Everyone can give different advice as to what the best course of action for a budding author is, but, in addition to being a reader and attending classes at conferences, the most important thing of all is to write. Write a little something day after day until your novel is finished. There is no better education than that. Then, when you do attend classes, you will have an edge because you can say to yourself---I’ve done it. I'm a writer and I’m here to be a better writer. It will be a little easier after that to keep yourself motivated and, as long as you stay committed, you will do exactly what you set out to do. Become a published writer.


At 2/03/2011 4:40 PM, Blogger Sarah M Eden said...

Excellent advice, Julie. I agree 100%!!

At 2/03/2011 8:59 PM, Anonymous Anonymous said...

So. What do you think about writer's groups or, better phrased, critique groups?

At 2/03/2011 10:01 PM, Blogger Julie Coulter Bellon said...

Anon, shhh, we can't give away all the secrets at once. ;)

At 2/03/2011 10:02 PM, Blogger Julie Coulter Bellon said...

Thanks, Sarah! :)

At 2/04/2011 10:18 AM, Blogger Melanie Goldmund said...

I think that's one of the weirdest things I've ever had to learn in this life: that there are people who do not live for books. There are people out there who don't read unless somebody tells them to -- and even then they squirm and try to get away as fast as they can. There are people out there who think that ten minutes of reading a day is a lot -- more than enough!

Blows my mind. Every time. I keep thinking they just haven't met the right book. I keep trying to introduce them, but my sons just squirm and run away as fast as they can. *sigh*

But we'll all be perfect once we're ressurrected, right?

*hopeful look*

At 2/04/2011 3:07 PM, Blogger Rebecca Talley said...

My husband recently asked if we should install bookcases in the bathroom. :)

I have piles of books in lots of places and carry one in my purse.

Great advice, Julie.

At 2/04/2011 4:09 PM, Blogger Jon Spell said...

I'm sort of iffy on the writer's conference tip. They're kind of nice in a social sort of way - seems like a lot of writers are hermits - so it's nice to be able to mingle. It might give you a little self-confidence, too. "Hey, if that guy can publish a book, so can I!" But, then you go the other direction and have authors who say they wrote 13 novels before getting one published. (sigh)

I absolutely recommend going to at least one conference. I'm just not sure how much impact it has on getting published. Maybe I would feel differently about them if I went while having a manuscript completed.

At 2/04/2011 4:27 PM, Blogger Julie Coulter Bellon said...

Jon, the thing about writer's conferences is that if there are national agents present, you can pitch to them, get face time with them, but more often than not, they will let you submit to them with the conference name in the subject line and it gets you out of their slush pile.

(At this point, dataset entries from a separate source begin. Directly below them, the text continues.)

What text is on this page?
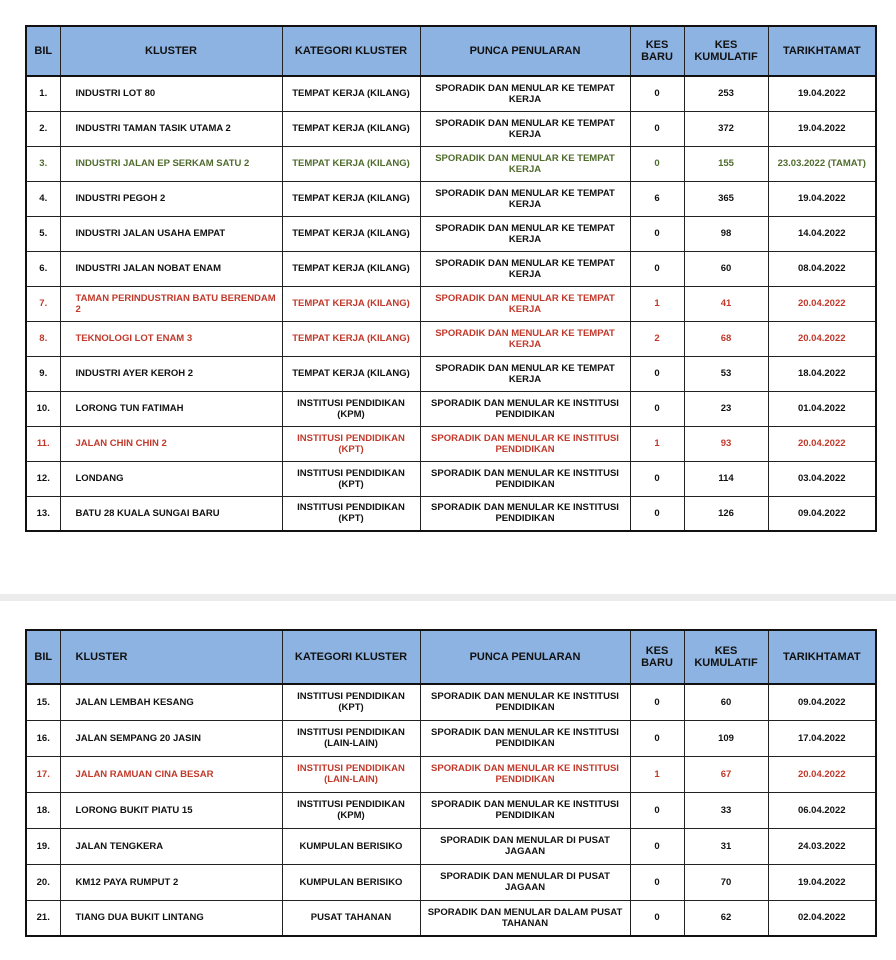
BIL	KLUSTER	KATEGORI KLUSTER	PUNCA PENULARAN	KES BARU	KES KUMULATIF	TARIKHTAMAT
1.	INDUSTRI LOT 80	TEMPAT KERJA (KILANG)	SPORADIK DAN MENULAR KE TEMPAT KERJA	0	253	19.04.2022
2.	INDUSTRI TAMAN TASIK UTAMA 2	TEMPAT KERJA (KILANG)	SPORADIK DAN MENULAR KE TEMPAT KERJA	0	372	19.04.2022
3.	INDUSTRI JALAN EP SERKAM SATU 2	TEMPAT KERJA (KILANG)	SPORADIK DAN MENULAR KE TEMPAT KERJA	0	155	23.03.2022 (TAMAT)
4.	INDUSTRI PEGOH 2	TEMPAT KERJA (KILANG)	SPORADIK DAN MENULAR KE TEMPAT KERJA	6	365	19.04.2022
5.	INDUSTRI JALAN USAHA EMPAT	TEMPAT KERJA (KILANG)	SPORADIK DAN MENULAR KE TEMPAT KERJA	0	98	14.04.2022
6.	INDUSTRI JALAN NOBAT ENAM	TEMPAT KERJA (KILANG)	SPORADIK DAN MENULAR KE TEMPAT KERJA	0	60	08.04.2022
7.	TAMAN PERINDUSTRIAN BATU BERENDAM 2	TEMPAT KERJA (KILANG)	SPORADIK DAN MENULAR KE TEMPAT KERJA	1	41	20.04.2022
8.	TEKNOLOGI LOT ENAM 3	TEMPAT KERJA (KILANG)	SPORADIK DAN MENULAR KE TEMPAT KERJA	2	68	20.04.2022
9.	INDUSTRI AYER KEROH 2	TEMPAT KERJA (KILANG)	SPORADIK DAN MENULAR KE TEMPAT KERJA	0	53	18.04.2022
10.	LORONG TUN FATIMAH	INSTITUSI PENDIDIKAN (KPM)	SPORADIK DAN MENULAR KE INSTITUSI PENDIDIKAN	0	23	01.04.2022
11.	JALAN CHIN CHIN 2	INSTITUSI PENDIDIKAN (KPT)	SPORADIK DAN MENULAR KE INSTITUSI PENDIDIKAN	1	93	20.04.2022
12.	LONDANG	INSTITUSI PENDIDIKAN (KPT)	SPORADIK DAN MENULAR KE INSTITUSI PENDIDIKAN	0	114	03.04.2022
13.	BATU 28 KUALA SUNGAI BARU	INSTITUSI PENDIDIKAN (KPT)	SPORADIK DAN MENULAR KE INSTITUSI PENDIDIKAN	0	126	09.04.2022
BIL	KLUSTER	KATEGORI KLUSTER	PUNCA PENULARAN	KES BARU	KES KUMULATIF	TARIKHTAMAT
15.	JALAN LEMBAH KESANG	INSTITUSI PENDIDIKAN (KPT)	SPORADIK DAN MENULAR KE INSTITUSI PENDIDIKAN	0	60	09.04.2022
16.	JALAN SEMPANG 20 JASIN	INSTITUSI PENDIDIKAN (LAIN-LAIN)	SPORADIK DAN MENULAR KE INSTITUSI PENDIDIKAN	0	109	17.04.2022
17.	JALAN RAMUAN CINA BESAR	INSTITUSI PENDIDIKAN (LAIN-LAIN)	SPORADIK DAN MENULAR KE INSTITUSI PENDIDIKAN	1	67	20.04.2022
18.	LORONG BUKIT PIATU 15	INSTITUSI PENDIDIKAN (KPM)	SPORADIK DAN MENULAR KE INSTITUSI PENDIDIKAN	0	33	06.04.2022
19.	JALAN TENGKERA	KUMPULAN BERISIKO	SPORADIK DAN MENULAR DI PUSAT JAGAAN	0	31	24.03.2022
20.	KM12 PAYA RUMPUT 2	KUMPULAN BERISIKO	SPORADIK DAN MENULAR DI PUSAT JAGAAN	0	70	19.04.2022
21.	TIANG DUA BUKIT LINTANG	PUSAT TAHANAN	SPORADIK DAN MENULAR DALAM PUSAT TAHANAN	0	62	02.04.2022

You also take classes that can really help your writing, do a bootcamp or first chapter contest that will get you professional feedback on your writing, as well as the social aspect of it. There is so much that can be accomplished at a writer's conference, I couldn't not recommend it.

Melanie, I have a son who doesn't like to read much and would rather be outside. I'm like you, looking for a magazine article, sports biography, any sort of story that will get him reading as much as possible. It's almost like a game now. :)

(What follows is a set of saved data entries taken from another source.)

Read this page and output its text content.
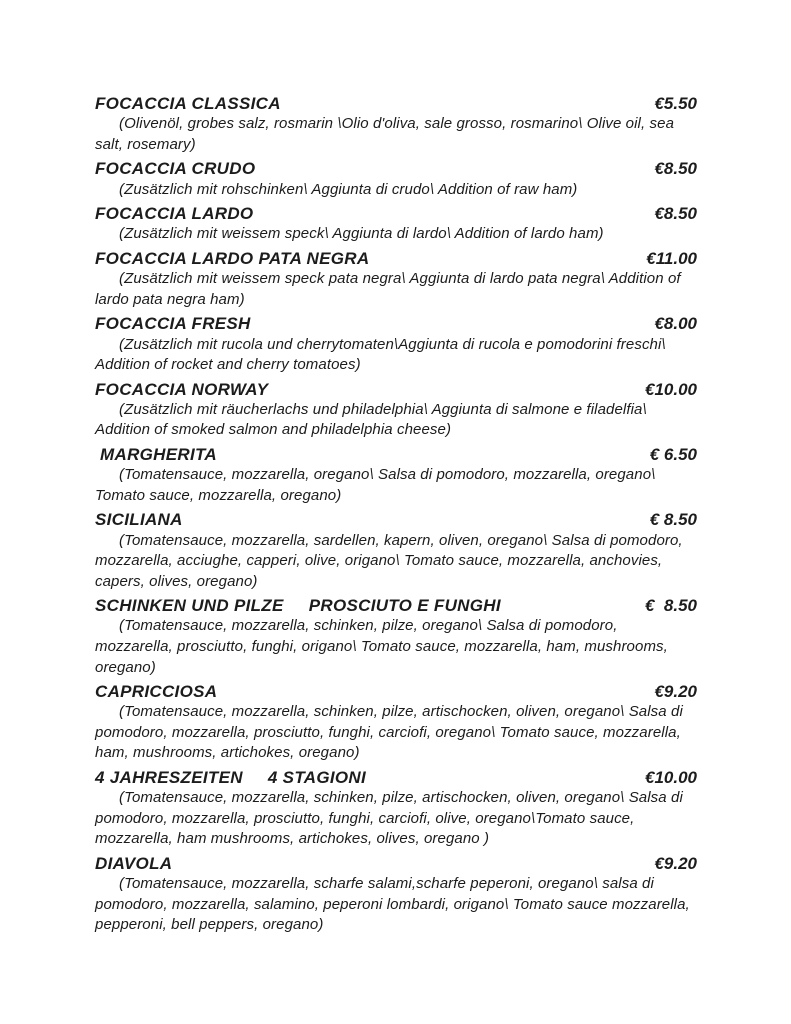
FOCACCIA CLASSICA	€5.50

(Olivenöl, grobes salz, rosmarin \Olio d'oliva, sale grosso, rosmarino\ Olive oil, sea salt, rosemary)

FOCACCIA CRUDO	€8.50

(Zusätzlich mit rohschinken\ Aggiunta di crudo\ Addition of raw ham)

FOCACCIA LARDO	€8.50

(Zusätzlich mit weissem speck\ Aggiunta di lardo\ Addition of lardo ham)

FOCACCIA LARDO PATA NEGRA	€11.00

(Zusätzlich mit weissem speck pata negra\ Aggiunta di lardo pata negra\ Addition of lardo pata negra ham)

FOCACCIA FRESH	€8.00

(Zusätzlich mit rucola und cherrytomaten\Aggiunta di rucola e pomodorini freschi\ Addition of rocket and cherry tomatoes)

FOCACCIA NORWAY	€10.00

(Zusätzlich mit räucherlachs und philadelphia\ Aggiunta di salmone e filadelfia\ Addition of smoked salmon and philadelphia cheese)

MARGHERITA	€ 6.50

(Tomatensauce, mozzarella, oregano\ Salsa di pomodoro, mozzarella, oregano\ Tomato sauce, mozzarella, oregano)

SICILIANA	€ 8.50

(Tomatensauce, mozzarella, sardellen, kapern, oliven, oregano\ Salsa di pomodoro, mozzarella, acciughe, capperi, olive, origano\ Tomato sauce, mozzarella, anchovies, capers, olives, oregano)

SCHINKEN UND PILZE     PROSCIUTO E FUNGHI	€  8.50

(Tomatensauce, mozzarella, schinken, pilze, oregano\ Salsa di pomodoro, mozzarella, prosciutto, funghi, origano\ Tomato sauce, mozzarella, ham, mushrooms, oregano)

CAPRICCIOSA	€9.20

(Tomatensauce, mozzarella, schinken, pilze, artischocken, oliven, oregano\ Salsa di pomodoro, mozzarella, prosciutto, funghi, carciofi, oregano\ Tomato sauce, mozzarella, ham, mushrooms, artichokes, oregano)

4 JAHRESZEITEN     4 STAGIONI	€10.00

(Tomatensauce, mozzarella, schinken, pilze, artischocken, oliven, oregano\ Salsa di pomodoro, mozzarella, prosciutto, funghi, carciofi, olive, oregano\Tomato sauce, mozzarella, ham mushrooms, artichokes, olives, oregano )

DIAVOLA	€9.20

(Tomatensauce, mozzarella, scharfe salami,scharfe peperoni, oregano\ salsa di pomodoro, mozzarella, salamino, peperoni lombardi, origano\ Tomato sauce mozzarella, pepperoni, bell peppers, oregano)
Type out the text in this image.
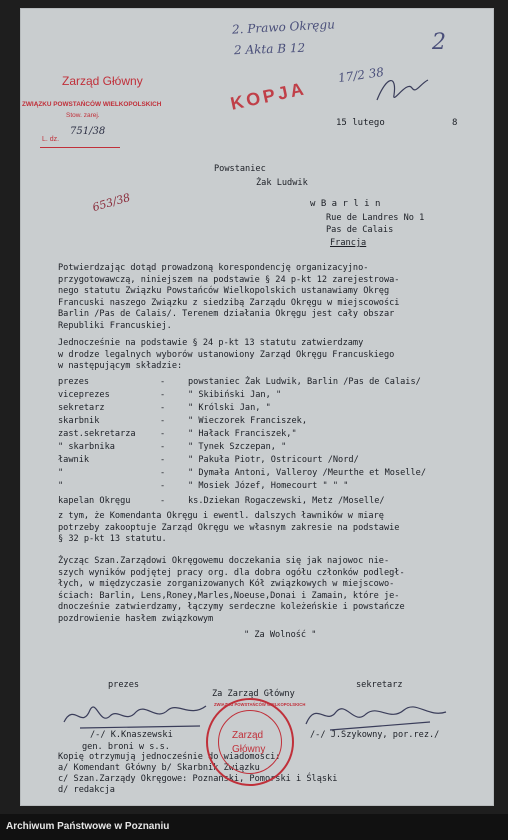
2. Prawo Okręgu
2 Akta B 12	2
17/2 38
Zarząd Główny
ZWIĄZKU POWSTAŃCÓW WIELKOPOLSKICH
Stow. zarej.
L. dz.
751/38
KOPJA
15 lutego	8
653/38
Powstaniec
Żak Ludwik
w B a r l i n
Rue de Landres No 1
Pas de Calais
Francja
Potwierdzając dotąd prowadzoną korespondencję organizacyjno-
przygotowawczą, niniejszem na podstawie § 24 p-kt 12 zarejestrowa-
nego statutu Związku Powstańców Wielkopolskich ustanawiamy Okręg
Francuski naszego Związku z siedzibą Zarządu Okręgu w miejscowości
Barlin /Pas de Calais/. Terenem działania Okręgu jest cały obszar
Republiki Francuskiej.
Jednocześnie na podstawie § 24 p-kt 13 statutu zatwierdzamy
w drodze legalnych wyborów ustanowiony Zarząd Okręgu Francuskiego
w następującym składzie:
prezes	-	powstaniec Żak Ludwik, Barlin /Pas de Calais/
viceprezes	-	" Skibiński Jan, "
sekretarz	-	" Królski Jan, "
skarbnik	-	" Wieczorek Franciszek,
zast.sekretarza	-	" Hałack Franciszek,"
" skarbnika	-	" Tynek Szczepan, "
ławnik	-	" Pakuła Piotr, Ostricourt /Nord/
"	-	" Dymała Antoni, Valleroy /Meurthe et Moselle/
"	-	" Mosiek Józef, Homecourt " " "
kapelan Okręgu	-	ks.Dziekan Rogaczewski, Metz /Moselle/
z tym, że Komendanta Okręgu i ewentl. dalszych ławników w miarę
potrzeby zakooptuje Zarząd Okręgu we własnym zakresie na podstawie
§ 32 p-kt 13 statutu.
Życząc Szan.Zarządowi Okręgowemu doczekania się jak najowoc nie-
szych wyników podjętej pracy org. dla dobra ogółu członków podległ-
łych, w międzyczasie zorganizowanych Kół związkowych w miejscowo-
ściach: Barlin, Lens,Roney,Marles,Noeuse,Donai i Zamain, które je-
dnocześnie zatwierdzamy, łączymy serdeczne koleżeńskie i powstańcze
pozdrowienie hasłem związkowym
" Za Wolność "
Za Zarząd Główny
prezes	sekretarz
/-/ K.Knaszewski
gen. broni w s.s.
/-/ J.Szykowny, por.rez./
Kopię otrzymują jednocześnie do wiadomości:
a/ Komendant Główny b/ Skarbnik Związku
c/ Szan.Zarządy Okręgowe: Poznański, Pomorski i Śląski
d/ redakcja
ZWIĄZKU POWSTAŃCÓW WIELKOPOLSKICH
Zarząd
Główny
Archiwum Państwowe w Poznaniu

At 2/04/2011 4:28 PM, Blogger Julie Coulter Bellon said...

Thanks, Rebecca! You'll have to tell me if you really do install shelves in the bathroom. LOL

At 2/07/2011 8:47 AM, Blogger Timothy said...

Congratulations, Julie, on your two secrets. I think they are helpful and have written two blog posts that credit and link back to your work and then add some of the ways in which your secrets are helpful.

Today's post:

Tomorrow's post:

At 2/07/2011 10:10 AM, Blogger Julie Coulter Bellon said...

Tim, thanks for the link back. I really enjoyed reading your article! You made some great points of your own.

At 2/07/2011 5:53 PM, Blogger Lisa said...

I don't comment frequently but I had to give you a Shout Out about the reading being essential. BUt it has to be tuned in reading where you are carefully watching for the shifts in POV so that I can master that seamlessly as well. I really appreciate the advice. I know reading is absolutely improving my writing. Thanks so much!